Note: we've defined the transition matrix T such that up is 0, right is 1, down is 2 and left is 3.

In [3]:
#create object, undiscounted for now
vi = mdptoolbox.mdp.ValueIteration(T, R, discount=1)

#run value iteration silently
vi.setSilent()
vi.run()

#print policy found by value iteration
print(np.array(vi.policy).reshape((3,4)))

[[0 0 3 0]
 [0 0 3 0]
 [1 0 3 2]]


# Finding Q-values
However, this doesn't tell us when the choice of action doesn't matter. We need to look at the Q (state-action) values to see if all actions for a given state have the same value. 

To explore this we will use the function get_q_values (found in helpers.py.) This function outputs a policy where "-1" denotes that all actions have the same Q-value (precision: the mdp object's epsilon value).
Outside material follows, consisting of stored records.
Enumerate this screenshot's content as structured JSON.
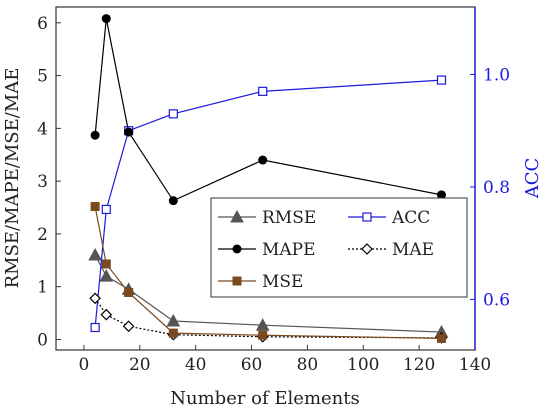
{
  "chart_data": {
    "type": "line",
    "xlabel": "Number of Elements",
    "ylabel_left": "RMSE/MAPE/MSE/MAE",
    "ylabel_right": "ACC",
    "xlim": [
      -10,
      140
    ],
    "xticks": [
      0,
      20,
      40,
      60,
      80,
      100,
      120,
      140
    ],
    "ylim_left": [
      -0.2,
      6.3
    ],
    "yticks_left": [
      0,
      1,
      2,
      3,
      4,
      5,
      6
    ],
    "ylim_right": [
      0.51,
      1.12
    ],
    "yticks_right": [
      0.6,
      0.8,
      1.0
    ],
    "grid": false,
    "legend_placement": "center-right",
    "series": [
      {
        "name": "RMSE",
        "axis": "left",
        "color": "#555555",
        "marker": "triangle-filled",
        "line": "solid",
        "x": [
          4,
          8,
          16,
          32,
          64,
          128
        ],
        "values": [
          1.6,
          1.2,
          0.95,
          0.35,
          0.27,
          0.14
        ]
      },
      {
        "name": "ACC",
        "axis": "right",
        "color": "#1a1ae0",
        "marker": "square-open",
        "line": "solid",
        "x": [
          4,
          8,
          16,
          32,
          64,
          128
        ],
        "values": [
          0.55,
          0.76,
          0.9,
          0.93,
          0.97,
          0.99
        ]
      },
      {
        "name": "MAPE",
        "axis": "left",
        "color": "#000000",
        "marker": "circle-filled",
        "line": "solid",
        "x": [
          4,
          8,
          16,
          32,
          64,
          128
        ],
        "values": [
          3.87,
          6.08,
          3.93,
          2.63,
          3.4,
          2.74
        ]
      },
      {
        "name": "MAE",
        "axis": "left",
        "color": "#000000",
        "marker": "diamond-open",
        "line": "dotted",
        "x": [
          4,
          8,
          16,
          32,
          64,
          128
        ],
        "values": [
          0.78,
          0.47,
          0.25,
          0.09,
          0.05,
          0.03
        ]
      },
      {
        "name": "MSE",
        "axis": "left",
        "color": "#7a4a1e",
        "marker": "square-filled",
        "line": "solid",
        "x": [
          4,
          8,
          16,
          32,
          64,
          128
        ],
        "values": [
          2.52,
          1.43,
          0.89,
          0.12,
          0.08,
          0.02
        ]
      }
    ]
  }
}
With verbose on, Q-values for each state are also presented. State numbers are as follows:

|  |  |   |   |
|---|---|----|----|
| 0 | 1 | 2  | 3  |  
| 4 | 5 | 6  | 7  |
| 8 | 9 | 10 | 11 |

In [4]:
#print policy with -1 where all actions have same Q value
#in verbose mode we will also see the Q values themselves
vi.setVerbose()
print("Q-values:\n")
policy = get_q_values(vi).reshape((3,4))
print("\n=====================\nPolicy:\n")
print(policy)

Q-values:

State 0: [ 2002.  2002.  2002.  2002.]
State 1: [ 2002.  2002.  2002.  2002.]
State 2: [ 1902.  1202.  1902.  2002.]
State 3: [ 1001.  1001.  1001.  1001.]
State 4: [ 2002.  2002.  2002.  2002.]
State 5: [ 100100.  100100.  100100.  100100.]
State 6: [ 1702.  -398.  1702.  2002.]
State 7: [-1001. -1001. -1001. -1001.]
State 8: [ 2002.  2002.  2002.  2002.]
State 9: [ 2002.  2002.  2002.  2002.]
State 10: [ 2002.  2002.  2002.  2002.]
State 11: [ -398.  1702.  2002.  1702.]

Policy:

[[-1 -1  3 -1]
 [-1 -1  3 -1]
 [-1 -1 -1  2]]


# Conclusions

State 10's Q-values are all the same. But what if we:

1. Change the transition matrix by making p_intended = .7 and p_opposite = .1?
2. Take it further and make p_intended = .7999 and p_opposite = .0001?

Feel free to play around with this notebook and the functions in helpers.py to get more of an intuition about MDPs.